Vol. I · No. 1 · Summer 2026 Thursday, June 4, 2026
Luxury Travel Standard Field reviews · ISSN 3081-6424 · Est. 2026
Charter Trends 2026: The Mediterranean Pivot Toward Albania and Montenegro

Yachts

Charter Trends 2026: The Mediterranean Pivot Toward Albania and Montenegro

After three back-to-back seasons of Riviera over-tourism, charter brokers report a 41 percent year-on-year jump in itineraries running east of Corfu.

The Mediterranean charter market has not exactly been quiet this summer — Saint-Tropez to Capri remains booked solid through October — but the geographic centre of gravity is shifting east. According to Y.CO’s mid-season market briefing released on 4 September 2026, weekly itineraries that include at least three days in Albanian or Montenegrin waters were up 41 percent through August compared to the same period in 2025. For the same period, traditional Côte d’Azur–Corsica–Sardinia itineraries grew just 3 percent.

“The pivot is real and it is not a fad,” Roman Köhler, head of charter at Y.CO, told me by phone on 8 September 2026. “Three years ago, when a client asked us about Albania, we politely steered them somewhere else. Now we have eight 50-metre-plus boats positioned in Vlorë for September and we cannot get a ninth in.”

Why now

The proximate causes are well-known: chronic anchoring restrictions in the Pelagos Sanctuary off Sardinia (formalised in EU Regulation 2024/1182, in force since 1 May 2025), tightened Posidonia-meadow no-anchor zones around the Balearics, and the simple cost spiral of the Western Mediterranean. A fully-provisioned week aboard a 50-metre Heesen on the Côte d’Azur in August 2026 averaged EUR 410,000 plus APA. The same boat positioned on the Albanian Riviera averaged EUR 336,000 — an 18 percent reduction, with comparable provisioning quality.

What has unlocked the destination, however, is infrastructure. Vlorë’s new Marina di Vlorë, which opened its first 80 berths on 14 June 2026, can now accept yachts up to 95 metres LOA on its T-quay. Porto Montenegro in Tivat, owned by Investment Corporation of Dubai since 2016, completed its third superyacht-capable basin in March 2026, adding 47 berths in the 30-to-70-metre range.

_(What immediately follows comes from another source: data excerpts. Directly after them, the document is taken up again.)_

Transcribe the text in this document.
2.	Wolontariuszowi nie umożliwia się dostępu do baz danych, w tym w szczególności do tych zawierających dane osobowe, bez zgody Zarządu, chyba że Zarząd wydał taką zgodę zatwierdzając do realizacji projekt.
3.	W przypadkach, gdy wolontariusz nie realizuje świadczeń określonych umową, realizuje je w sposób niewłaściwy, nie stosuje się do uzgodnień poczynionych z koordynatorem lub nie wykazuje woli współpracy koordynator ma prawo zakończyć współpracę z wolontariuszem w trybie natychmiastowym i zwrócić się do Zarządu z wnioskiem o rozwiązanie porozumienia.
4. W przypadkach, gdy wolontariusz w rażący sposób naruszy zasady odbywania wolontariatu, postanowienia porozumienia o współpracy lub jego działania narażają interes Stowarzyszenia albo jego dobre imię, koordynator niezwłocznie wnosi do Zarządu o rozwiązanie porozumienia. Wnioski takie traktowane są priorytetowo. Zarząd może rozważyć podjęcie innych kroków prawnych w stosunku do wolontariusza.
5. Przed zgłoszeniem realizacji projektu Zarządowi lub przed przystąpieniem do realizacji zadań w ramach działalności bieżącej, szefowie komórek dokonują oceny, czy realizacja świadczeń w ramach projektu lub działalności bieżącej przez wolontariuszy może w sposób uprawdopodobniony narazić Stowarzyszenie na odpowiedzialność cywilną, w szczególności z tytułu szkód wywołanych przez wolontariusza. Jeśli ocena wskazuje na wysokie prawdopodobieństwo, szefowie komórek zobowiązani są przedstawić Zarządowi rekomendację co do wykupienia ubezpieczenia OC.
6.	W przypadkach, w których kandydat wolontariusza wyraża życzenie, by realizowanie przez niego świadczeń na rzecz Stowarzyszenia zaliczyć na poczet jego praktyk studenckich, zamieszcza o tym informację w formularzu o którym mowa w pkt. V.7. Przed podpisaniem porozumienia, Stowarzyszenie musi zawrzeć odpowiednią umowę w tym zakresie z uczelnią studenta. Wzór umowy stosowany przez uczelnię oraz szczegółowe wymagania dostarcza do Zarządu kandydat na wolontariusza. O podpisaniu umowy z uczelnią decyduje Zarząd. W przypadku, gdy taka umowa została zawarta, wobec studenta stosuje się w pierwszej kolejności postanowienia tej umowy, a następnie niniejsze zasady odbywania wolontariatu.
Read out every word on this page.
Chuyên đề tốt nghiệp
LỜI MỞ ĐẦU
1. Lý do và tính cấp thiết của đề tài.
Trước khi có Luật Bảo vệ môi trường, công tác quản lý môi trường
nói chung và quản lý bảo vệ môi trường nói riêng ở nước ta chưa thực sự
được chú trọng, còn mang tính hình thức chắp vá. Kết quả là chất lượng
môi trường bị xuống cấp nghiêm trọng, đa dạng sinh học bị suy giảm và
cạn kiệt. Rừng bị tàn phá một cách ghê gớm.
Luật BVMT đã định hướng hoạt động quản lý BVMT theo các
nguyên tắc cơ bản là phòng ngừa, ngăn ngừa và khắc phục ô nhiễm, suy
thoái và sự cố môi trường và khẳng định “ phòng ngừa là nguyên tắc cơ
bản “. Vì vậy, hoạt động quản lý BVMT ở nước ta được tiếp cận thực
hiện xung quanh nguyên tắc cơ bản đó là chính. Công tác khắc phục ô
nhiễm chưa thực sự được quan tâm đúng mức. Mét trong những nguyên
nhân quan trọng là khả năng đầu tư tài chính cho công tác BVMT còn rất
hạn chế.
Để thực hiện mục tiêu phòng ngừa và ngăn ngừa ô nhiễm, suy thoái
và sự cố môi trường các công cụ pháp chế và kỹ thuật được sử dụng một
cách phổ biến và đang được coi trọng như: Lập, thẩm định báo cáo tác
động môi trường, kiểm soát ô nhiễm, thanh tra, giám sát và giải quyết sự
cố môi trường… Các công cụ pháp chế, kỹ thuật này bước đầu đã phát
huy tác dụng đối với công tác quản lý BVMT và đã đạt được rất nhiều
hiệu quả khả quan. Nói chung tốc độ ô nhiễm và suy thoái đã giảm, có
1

What an itinerary looks like

The new template, refined by brokers and crew over the 2025 and 2026 seasons, is roughly seven nights from Corfu to Tivat. A typical run: Day 1 board at Gouvia Marina; Day 2 cross to Sarandë and anchor off Ksamil for the day; Day 3 lunch at the Llogara Pass anchorage and overnight in Vlorë; Days 4 and 5 in the Karaburun-Sazan Marine National Park (Albania’s only fully gazetted marine park, established 2010 and expanded in March 2026); Day 6 cross north and clear into Montenegro at Bar; Day 7 cruise the Bay of Kotor and disembark in Tivat.

Customs and immigration, historically the friction point, have improved measurably. Both countries now operate a one-stop yacht-arrival window — Albania via the e-Albania portal launched in February 2025, Montenegro via its 2024-modernised CroatianAdriatic-style equivalent. Pre-arrival paperwork that used to take three days now clears in roughly four hours.

What to watch

Two risks. The first is over-tourism repeating itself. Köhler is unequivocal: “If Albania does not introduce a daily-anchor cap in Karaburun by 2028, the bay will look like the Costa Smeralda did in 2015. We’re already lobbying for it.” The second is the Schengen accession trajectory of both countries, which would change the customs calculus significantly. Albania’s accession negotiation chapters opened in October 2024; Montenegro is targeting 2028 for full accession.

For the 2027 season, expect the pivot to continue. Three of the major brokerage houses I contacted — Y.CO, Edmiston, and Burgess — have all confirmed they are positioning at least 30 percent more inventory east of Corfu next summer.